Since your business will remain open to your employees and customers, you’ll have to minimize disruption during the paint job. Block off the area to avoid noise and fumes. Put a sign “Caution: Painting in Progress” to let your customers and employees know about the ongoing paint job. You have to move furnishings and décor out of the paint area. For items that cannot be moved, such as heavy machinery, you have to cover them with drop cloths or tarps so paint won’t get on them. Canvas drop cloths are better than plastic covers, as the latter can be slippery and cause accidents.
Remove switch covers and electrical outlets. Tape off any baseboards, trim, and any hardware installation that will not be painted. Commercial painters use only painter’s tape – not duct tape, masking tape, or any other tape.
2. Not preparing the surface
Some people are excited to go straight to the painting part right away that they do not bother preparing the surface. Always be reminded that preparing the surface is the key to an attractive and long-lasting paint finish.
If your surface practically looks in good shape, all it needs is simple cleaning with a wet, clean rag. But if your surface has some flaws and issues, they need to be addressed, or else the topcoat will have problems adhering to the surface.
If the old paint is peeling or flaking, scrape it off, and smoothen it out to make it even. If there are smaller cracks and holes, fill them with a spackling or patching compound. Let it dry, and then sand the excess off for a smoother and even finish. Larger holes may need drywall repair.
If the surface has heavy grease or oil residues, wash with TSP (trisodium phosphate) and rinse with warm water. If there is mold, mix a solution of one part bleach to three parts of water in a spray bottle. Spray to saturate the moldy area; if you’re doing this on interior walls, open the window or have a fan running as you spray the solution, as the bleach odor can irritate the nose and lungs.
After washing and cleaning the surface and letting it dry, don’t forget to prime it! A primer seals the surface, blocks stains, and enables more natural adhesion to the topcoat. It will make the finishing paint look solid and durable.
3. Using the wrong paint and materials
Reputable professional commercial painters will never cut corners by using cheap or inferior paints and materials. They know that the correct paint and tools are another secret to a great-looking and long-lasting paint finish.
Aside from selecting quality paints, commercial painters know one type of paint from another. For instance, if the painted surface is an oil-based paint, they will cover it with another oil-based paint. On the other hand, amateurs make the mistake of applying latex paint over the previous oil-based paint, which results in cracking and peeling.
There are times when it’s best to use a brush, while a roller works better in other instances. While a paint roller allows faster application and broader coverage, they can’t cut in corners and edges. For this reason, a paintbrush will do the job.
Commercial painters also know what type of paintbrush or roller to use for the kind of paint. For example, they use synthetic brushes for latex paint and brushes with natural bristles (made from animal hair) for oil-based paint.

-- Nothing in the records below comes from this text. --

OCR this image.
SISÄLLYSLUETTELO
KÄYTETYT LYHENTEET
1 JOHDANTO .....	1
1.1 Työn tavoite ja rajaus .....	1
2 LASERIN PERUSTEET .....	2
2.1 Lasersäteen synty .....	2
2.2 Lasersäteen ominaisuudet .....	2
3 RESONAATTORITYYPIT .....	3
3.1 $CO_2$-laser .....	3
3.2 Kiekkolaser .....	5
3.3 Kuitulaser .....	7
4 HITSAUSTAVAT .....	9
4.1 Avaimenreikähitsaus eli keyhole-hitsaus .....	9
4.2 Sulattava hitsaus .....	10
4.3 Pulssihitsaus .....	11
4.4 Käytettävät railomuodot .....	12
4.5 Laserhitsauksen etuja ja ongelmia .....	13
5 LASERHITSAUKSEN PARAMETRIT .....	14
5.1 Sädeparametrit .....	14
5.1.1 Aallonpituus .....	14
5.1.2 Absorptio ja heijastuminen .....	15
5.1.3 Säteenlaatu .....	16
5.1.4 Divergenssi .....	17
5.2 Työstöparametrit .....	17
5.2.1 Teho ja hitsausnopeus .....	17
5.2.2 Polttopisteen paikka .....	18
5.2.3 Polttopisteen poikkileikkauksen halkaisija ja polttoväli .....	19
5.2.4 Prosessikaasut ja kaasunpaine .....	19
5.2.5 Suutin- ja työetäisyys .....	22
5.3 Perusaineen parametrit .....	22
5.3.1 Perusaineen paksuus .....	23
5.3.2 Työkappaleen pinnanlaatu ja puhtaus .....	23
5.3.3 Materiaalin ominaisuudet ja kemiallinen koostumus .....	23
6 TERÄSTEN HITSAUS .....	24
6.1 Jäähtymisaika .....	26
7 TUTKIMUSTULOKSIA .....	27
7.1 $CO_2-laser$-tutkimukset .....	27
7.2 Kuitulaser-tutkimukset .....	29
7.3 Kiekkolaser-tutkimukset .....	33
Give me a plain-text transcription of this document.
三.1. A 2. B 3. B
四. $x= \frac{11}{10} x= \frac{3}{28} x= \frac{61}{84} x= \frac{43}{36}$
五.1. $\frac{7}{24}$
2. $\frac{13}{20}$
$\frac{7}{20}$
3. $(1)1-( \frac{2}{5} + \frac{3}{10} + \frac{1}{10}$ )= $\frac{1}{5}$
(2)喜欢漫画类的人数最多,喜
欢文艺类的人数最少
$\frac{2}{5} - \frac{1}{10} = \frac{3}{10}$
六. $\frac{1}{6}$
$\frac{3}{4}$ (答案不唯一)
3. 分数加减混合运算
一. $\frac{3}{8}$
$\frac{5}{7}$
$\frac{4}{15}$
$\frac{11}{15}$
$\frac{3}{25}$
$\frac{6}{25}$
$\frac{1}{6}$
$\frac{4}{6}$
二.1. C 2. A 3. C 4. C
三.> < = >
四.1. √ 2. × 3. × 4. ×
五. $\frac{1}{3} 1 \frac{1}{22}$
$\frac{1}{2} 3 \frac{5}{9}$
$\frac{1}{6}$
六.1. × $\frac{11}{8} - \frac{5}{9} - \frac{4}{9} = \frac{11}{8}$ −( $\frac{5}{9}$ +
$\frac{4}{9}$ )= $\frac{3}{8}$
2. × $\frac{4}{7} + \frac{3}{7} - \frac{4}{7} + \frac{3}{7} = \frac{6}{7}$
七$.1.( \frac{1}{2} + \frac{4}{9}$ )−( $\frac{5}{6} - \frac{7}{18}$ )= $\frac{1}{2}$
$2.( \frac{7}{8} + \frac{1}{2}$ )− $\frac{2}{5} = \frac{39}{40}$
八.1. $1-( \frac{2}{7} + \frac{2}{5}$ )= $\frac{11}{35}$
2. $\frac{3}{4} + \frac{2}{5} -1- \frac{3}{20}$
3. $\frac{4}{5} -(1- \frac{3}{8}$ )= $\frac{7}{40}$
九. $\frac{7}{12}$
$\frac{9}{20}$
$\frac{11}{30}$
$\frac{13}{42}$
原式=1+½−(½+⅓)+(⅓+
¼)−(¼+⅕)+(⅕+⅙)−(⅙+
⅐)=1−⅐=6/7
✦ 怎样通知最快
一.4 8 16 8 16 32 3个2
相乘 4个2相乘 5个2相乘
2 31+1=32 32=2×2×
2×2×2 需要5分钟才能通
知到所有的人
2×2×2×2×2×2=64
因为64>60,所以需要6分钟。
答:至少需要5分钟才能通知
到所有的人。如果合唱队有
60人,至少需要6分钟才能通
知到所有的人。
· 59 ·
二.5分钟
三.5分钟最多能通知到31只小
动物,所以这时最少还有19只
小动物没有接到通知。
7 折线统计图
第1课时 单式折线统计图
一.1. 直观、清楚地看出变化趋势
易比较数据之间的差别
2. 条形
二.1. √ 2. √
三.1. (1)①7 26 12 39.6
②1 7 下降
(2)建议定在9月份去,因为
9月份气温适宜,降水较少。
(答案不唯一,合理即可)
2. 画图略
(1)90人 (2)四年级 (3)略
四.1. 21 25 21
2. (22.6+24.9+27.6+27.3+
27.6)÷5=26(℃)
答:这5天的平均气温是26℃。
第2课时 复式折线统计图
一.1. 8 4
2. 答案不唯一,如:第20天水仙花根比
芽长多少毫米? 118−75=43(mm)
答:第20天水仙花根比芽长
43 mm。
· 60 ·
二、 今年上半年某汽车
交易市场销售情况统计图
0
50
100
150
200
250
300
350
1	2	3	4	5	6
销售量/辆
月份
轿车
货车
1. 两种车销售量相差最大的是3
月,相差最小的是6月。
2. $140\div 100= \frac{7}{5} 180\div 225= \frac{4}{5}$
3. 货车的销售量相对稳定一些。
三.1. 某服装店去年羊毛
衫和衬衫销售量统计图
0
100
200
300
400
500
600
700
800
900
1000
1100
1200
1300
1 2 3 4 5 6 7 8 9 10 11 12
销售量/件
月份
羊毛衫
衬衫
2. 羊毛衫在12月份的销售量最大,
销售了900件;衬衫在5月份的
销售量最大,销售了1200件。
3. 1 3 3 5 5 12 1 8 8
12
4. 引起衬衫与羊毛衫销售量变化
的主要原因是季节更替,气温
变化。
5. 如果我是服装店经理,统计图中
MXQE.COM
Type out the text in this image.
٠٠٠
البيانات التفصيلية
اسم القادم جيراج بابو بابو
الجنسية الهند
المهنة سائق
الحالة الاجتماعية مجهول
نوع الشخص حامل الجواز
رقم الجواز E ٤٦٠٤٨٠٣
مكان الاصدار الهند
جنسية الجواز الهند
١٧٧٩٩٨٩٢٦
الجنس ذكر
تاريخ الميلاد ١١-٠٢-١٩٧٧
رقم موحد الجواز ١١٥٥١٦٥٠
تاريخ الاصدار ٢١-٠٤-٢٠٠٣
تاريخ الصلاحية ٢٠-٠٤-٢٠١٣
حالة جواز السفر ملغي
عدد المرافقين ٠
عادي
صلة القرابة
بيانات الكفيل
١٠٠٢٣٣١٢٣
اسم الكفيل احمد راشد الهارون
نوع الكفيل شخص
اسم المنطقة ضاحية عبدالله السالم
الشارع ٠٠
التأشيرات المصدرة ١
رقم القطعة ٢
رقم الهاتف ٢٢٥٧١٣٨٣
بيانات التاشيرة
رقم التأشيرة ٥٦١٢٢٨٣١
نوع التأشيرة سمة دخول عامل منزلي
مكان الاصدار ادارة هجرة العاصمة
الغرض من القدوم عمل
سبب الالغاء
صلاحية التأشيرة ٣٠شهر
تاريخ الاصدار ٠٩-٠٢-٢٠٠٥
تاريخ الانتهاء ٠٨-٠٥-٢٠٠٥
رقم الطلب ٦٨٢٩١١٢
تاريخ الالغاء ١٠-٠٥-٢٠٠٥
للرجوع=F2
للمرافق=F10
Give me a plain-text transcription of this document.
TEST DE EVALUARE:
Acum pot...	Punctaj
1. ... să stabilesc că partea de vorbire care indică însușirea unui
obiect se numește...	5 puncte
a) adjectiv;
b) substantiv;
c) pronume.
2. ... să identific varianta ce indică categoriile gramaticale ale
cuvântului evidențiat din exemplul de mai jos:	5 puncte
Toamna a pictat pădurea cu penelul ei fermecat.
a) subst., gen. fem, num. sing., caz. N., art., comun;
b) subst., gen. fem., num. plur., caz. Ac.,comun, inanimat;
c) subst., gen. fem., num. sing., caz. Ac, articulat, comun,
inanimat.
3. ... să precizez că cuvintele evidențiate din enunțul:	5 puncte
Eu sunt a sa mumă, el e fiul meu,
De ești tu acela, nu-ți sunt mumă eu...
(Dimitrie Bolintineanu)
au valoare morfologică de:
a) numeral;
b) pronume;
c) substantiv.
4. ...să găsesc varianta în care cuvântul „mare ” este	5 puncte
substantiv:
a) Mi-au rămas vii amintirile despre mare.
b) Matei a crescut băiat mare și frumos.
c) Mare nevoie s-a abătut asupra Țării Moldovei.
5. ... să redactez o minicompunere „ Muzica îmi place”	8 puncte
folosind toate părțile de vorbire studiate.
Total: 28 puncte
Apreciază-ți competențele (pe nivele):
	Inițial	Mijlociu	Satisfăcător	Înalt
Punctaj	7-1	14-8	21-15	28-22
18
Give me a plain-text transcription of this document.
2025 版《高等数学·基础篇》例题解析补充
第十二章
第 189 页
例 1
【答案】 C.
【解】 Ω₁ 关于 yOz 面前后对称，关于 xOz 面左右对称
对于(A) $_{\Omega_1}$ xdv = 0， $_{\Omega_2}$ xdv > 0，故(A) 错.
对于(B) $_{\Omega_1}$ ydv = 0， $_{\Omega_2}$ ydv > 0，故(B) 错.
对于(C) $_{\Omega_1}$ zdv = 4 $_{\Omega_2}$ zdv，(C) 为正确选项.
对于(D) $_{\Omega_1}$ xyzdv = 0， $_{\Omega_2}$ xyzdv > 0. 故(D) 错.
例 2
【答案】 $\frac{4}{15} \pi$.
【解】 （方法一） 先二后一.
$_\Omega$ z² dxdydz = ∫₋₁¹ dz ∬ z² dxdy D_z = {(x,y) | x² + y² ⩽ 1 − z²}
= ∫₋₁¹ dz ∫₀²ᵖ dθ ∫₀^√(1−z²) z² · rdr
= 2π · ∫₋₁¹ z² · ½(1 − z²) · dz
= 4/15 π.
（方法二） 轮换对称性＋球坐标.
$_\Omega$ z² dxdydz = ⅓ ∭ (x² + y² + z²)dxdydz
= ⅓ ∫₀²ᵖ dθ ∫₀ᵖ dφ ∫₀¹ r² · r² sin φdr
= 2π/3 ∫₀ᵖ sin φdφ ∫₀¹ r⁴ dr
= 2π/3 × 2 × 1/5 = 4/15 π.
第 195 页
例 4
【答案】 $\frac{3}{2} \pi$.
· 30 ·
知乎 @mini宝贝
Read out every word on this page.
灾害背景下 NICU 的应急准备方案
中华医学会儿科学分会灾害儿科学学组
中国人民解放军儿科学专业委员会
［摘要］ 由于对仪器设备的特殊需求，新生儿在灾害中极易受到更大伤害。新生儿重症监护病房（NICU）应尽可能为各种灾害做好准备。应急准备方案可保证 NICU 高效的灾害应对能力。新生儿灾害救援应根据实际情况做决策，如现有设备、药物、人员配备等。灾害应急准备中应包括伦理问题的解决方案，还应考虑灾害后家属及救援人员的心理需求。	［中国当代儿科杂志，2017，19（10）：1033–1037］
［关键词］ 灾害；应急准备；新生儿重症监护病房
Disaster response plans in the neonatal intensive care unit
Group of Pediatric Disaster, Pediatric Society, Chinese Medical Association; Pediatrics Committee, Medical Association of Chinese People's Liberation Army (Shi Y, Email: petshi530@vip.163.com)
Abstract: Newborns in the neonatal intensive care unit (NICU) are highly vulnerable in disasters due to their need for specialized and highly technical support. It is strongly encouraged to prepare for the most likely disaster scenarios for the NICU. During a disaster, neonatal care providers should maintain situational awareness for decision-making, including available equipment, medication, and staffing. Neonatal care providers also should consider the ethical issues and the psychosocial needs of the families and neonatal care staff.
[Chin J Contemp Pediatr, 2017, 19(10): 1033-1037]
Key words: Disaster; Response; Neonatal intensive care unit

For painting larger surfaces, commercial painters use a sprayer when painting.
Industrial painting is different as it is more bent to functionality and protection rather than aesthetics. Commercial painters who paint facilities or factories may also engage in industrial painting and use industrial paints. They are commonly composed of coatings such as epoxy, polyurethane, moisture care urethane, and fluoropolymer. It takes professional commercial painters in Dublin, CA to use the correct types of paints for specific surfaces.